<最強日本フィギュア>(8)6日開幕のミラノ・コルティナ五輪まで、4日であと2日となった。フィギュアスケート日本代表は2…
<最強日本フィギュア>(8)
6日開幕のミラノ・コルティナ五輪まで、4日であと2日となった。フィギュアスケート日本代表は22年北京大会で獲得した過去最多メダル4個(銀2、銅2)を上回り、最大7個が視野に入る布陣となっている。開幕日まで10日連続で代表選手の素顔を紹介する「最強日本フィギュア」。第8回は、男子で初出場の三浦佳生(かお、20=オリエンタルバイオ/明大)の歩みに迫る。【取材・構成=藤塚大輔】
★武器
ジャンプ前での減速が少なく、スピード感のある演技が強み。ファンからはイタリアの高級車「ランボルギーニ」にたとえられる。その源流は、小3から4年間指導を受けた都築章一郎コーチの教え。羽生結弦を育てた名伯楽のもと、午前4時から公園40周のランニングや縄跳びの二重跳び200回などのメニューで下半身を鍛えた。ジャンプ指導では、3回転を習得していない段階から「4回転を(想像して)締めろ」とも。現在も「スピードを出しても怖くない」と経験が生きており、五輪では3種類の4回転ジャンプを投入する。
★変化
24年秋から左太もも痛の影響などで低迷が続く中、昨年10月下旬から本格的にメンタルトレーニングを始めた。スポーツドクターの辻秀一氏から「ご機嫌の状態でいることが大事」と助言を受け、それまで波が大きかった精神面を改善。本番前に他選手の演技を見るルーティンもやめ、自身に集中するようにした。それが同11月のGPスケートカナダで奏功。3位となり、主要大会で1年ぶりに表彰台に立った。「練習でも不機嫌95%、ご機嫌5%みたいな状態から、だいぶ不機嫌が顔を出さなくなった」と効果を実感する。
★語録
独特な言葉選びも魅力。男子最年少の17歳8カ月で制した23年4大陸選手権では、フリー「美女と野獣」を好演後に「自分にビューティー成分はない。ビースト(野獣)の方が似合っている」と笑いを誘った。24年GPスケートアメリカでは気迫の演技で銅メダルをつかみ「気持ちで降りるジャンプは三浦あるある」と自ら説明。SP2位発進だった昨年末の全日本選手権では、演技前に人気ゲーム「太鼓の達人」をしたと明かし「やっている間は周りのことを考えない。『ドン』と『カッ』しか音がしない」とリラックス効果を説いていた。
★仲間
2学年上の五輪代表の鍵山、佐藤とは幼少期から切磋琢磨(せっさたくま)。「関東3羽がらす」と称されてきた。佐藤とは小2の試合で初対面。自身の2回転ジャンプに対し、3回転3種類で30点差をつけられて「バケモノ」と衝撃を受けた。小5で出会った鍵山について思い出深いのは、トリプルアクセルを1週間で習得した姿。自身は1年以上かかっただけに驚くしかなかった。今季序盤に2人から「一緒に五輪に行こう」と励まされ、全日本選手権では3人で表彰台を独占。夢をかなえて「漫画みたい」と喜んだ。
★趣味
野球好き。推しの球団はソフトバンク。好きな選手は同球団の牧原大成内野手、巨人の甲斐拓也捕手ら。22年GPスケートカナダの会見では、人気ゲーム「プロ野球スピリッツ」の“三浦流スタメン”を発表したこともある。23年夏には日刊スポーツの企画で、当時DeNAのエースだった今永昇太投手(現カブス)と対談。「自分の心のパターンを理解することが安定につながる」「できないことはやらない」などの教えを授けられた。「結果が出なくてもポジティブになることが大事」と競技に生かしている。

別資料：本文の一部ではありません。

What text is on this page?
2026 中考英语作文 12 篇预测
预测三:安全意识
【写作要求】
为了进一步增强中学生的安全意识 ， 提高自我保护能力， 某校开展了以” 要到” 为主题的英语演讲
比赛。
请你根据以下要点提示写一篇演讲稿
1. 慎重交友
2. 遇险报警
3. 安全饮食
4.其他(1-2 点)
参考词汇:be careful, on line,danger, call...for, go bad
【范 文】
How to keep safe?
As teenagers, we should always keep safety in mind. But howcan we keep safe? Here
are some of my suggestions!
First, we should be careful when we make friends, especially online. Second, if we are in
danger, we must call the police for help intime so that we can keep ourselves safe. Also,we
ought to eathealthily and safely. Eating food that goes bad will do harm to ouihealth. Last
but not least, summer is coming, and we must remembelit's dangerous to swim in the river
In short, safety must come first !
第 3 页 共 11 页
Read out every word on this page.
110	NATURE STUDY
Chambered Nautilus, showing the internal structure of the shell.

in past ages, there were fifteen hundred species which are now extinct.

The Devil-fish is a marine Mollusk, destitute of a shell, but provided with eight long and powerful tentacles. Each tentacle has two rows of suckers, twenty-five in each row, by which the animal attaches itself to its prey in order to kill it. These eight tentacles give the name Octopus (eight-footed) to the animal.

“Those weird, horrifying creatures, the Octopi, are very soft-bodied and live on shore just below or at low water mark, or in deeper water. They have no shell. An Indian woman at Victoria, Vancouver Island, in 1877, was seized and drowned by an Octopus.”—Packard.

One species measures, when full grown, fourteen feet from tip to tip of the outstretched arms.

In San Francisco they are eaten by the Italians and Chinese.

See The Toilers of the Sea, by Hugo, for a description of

◆三浦佳生(みうら・かお)2005年(平17)6月8日生まれ、東京都中央区出身。馬込東中、目黒日大高を経て、明大に進学。5歳で競技を始める。22年から2年連続GPファイナルに出場して、ともに5位。23年GPフィンランド大会で同シリーズ初優勝。24年世界選手権は8位。4大陸選手権は23年、今年と2度優勝した。168センチ。